A RELAÇÃO ENTRE MESTRE E DISCÍPULO
Poderia evidentemente analisar a pedagogia nas Artes Marciais pela via científica mas não é essa que me interessa hoje. A opção recai pelo lado da tradição, do Budo.
O Mestre
É certo que no ocidente de uma forma generalizada, muitas das pessoas que passaram pelas artes orientais cansaram-se de certos “mestres”, verdadeiros artistas da manipulação de algumas mentes distraídas e, ou, menos informadas. Uns orientais, outros ocidentais, que resolveram assumir-se Mestre, mas de Mestre nada têm. Isso resulta essencialmente do fato de hoje em dia, se querer tudo de um dia para o outro.
O Mestre habitualmente não facilita. Exige provas de lealdade, de honestidade, de carácter e dedicação. E muitos, cansados de obedecer, vão embora. Claro, procuram um caminho rápido, onde lhes seja prometida iluminação instantânea num workshop de fim-de-semana, como é moda hoje em dia. E esperam sair de lá com técnicas “secretas”, com as quais passam a ser “grandes mestres”, mas, sobretudo com uma espécie de titulo, de certificado que obviamente fará com que se torne de um fim de semana para o outro, capaz de poder divulgar, ensinar, transmitir, até bem melhor do que aqueles que durante uma vida dedicada ao estudo da Arte, acreditam que ainda têm muito aprender.
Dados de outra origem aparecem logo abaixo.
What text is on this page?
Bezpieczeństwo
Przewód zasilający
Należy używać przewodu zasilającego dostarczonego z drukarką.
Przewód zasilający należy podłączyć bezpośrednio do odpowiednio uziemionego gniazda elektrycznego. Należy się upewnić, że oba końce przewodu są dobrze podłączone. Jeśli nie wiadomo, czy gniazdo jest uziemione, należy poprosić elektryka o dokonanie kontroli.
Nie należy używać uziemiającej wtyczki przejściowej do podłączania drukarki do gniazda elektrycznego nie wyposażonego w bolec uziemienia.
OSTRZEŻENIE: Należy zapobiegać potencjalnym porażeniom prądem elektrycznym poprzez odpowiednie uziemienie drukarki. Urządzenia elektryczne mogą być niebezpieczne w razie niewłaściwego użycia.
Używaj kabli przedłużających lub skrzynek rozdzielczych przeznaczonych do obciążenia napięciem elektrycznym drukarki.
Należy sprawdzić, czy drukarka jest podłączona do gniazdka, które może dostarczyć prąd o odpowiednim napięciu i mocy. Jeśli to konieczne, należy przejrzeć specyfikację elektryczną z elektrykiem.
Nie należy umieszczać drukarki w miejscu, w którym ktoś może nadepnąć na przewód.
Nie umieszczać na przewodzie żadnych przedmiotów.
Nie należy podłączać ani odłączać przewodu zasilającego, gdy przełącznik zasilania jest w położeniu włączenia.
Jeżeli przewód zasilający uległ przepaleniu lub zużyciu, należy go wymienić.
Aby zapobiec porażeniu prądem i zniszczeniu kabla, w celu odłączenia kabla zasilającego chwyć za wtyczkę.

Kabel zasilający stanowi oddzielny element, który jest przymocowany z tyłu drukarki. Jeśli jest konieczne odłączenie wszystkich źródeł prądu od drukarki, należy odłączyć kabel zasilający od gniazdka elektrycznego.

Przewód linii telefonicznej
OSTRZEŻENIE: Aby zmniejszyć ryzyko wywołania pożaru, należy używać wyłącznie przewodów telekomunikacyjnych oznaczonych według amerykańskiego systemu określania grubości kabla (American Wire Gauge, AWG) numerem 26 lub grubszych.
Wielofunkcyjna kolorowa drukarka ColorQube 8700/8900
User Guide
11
Na Europa, nos anos 1970, com a febre dos filmes de Bruce Lee, toda a gente queria praticar Kung Fu. Então muitos donos de restaurantes chineses abriram ao lado do restaurante uma escola de “kung Fu”. E alguns milhares de europeus pagaram preços elevados por aulas dadas por um cozinheiro.O problema do surgimento de falsos mestres é a existência de mercado para os mesmos: quanto mais místicos, espirituais, compreensivos, com roupas exóticas, estrangeiros de preferência se apresentarem mais sucesso têm. E se a isso tudo juntarem uma voz profunda, tratarem os que os procuram por filho e filha, irmão e irmã, derem ao seu método um nome estranho e prometerem resultados para ontem, é sucesso garantido. Um pouquinho mais de maturidade e de paciência daqueles que procuram e alguns falsos “mestres” não teriam tanto sucesso.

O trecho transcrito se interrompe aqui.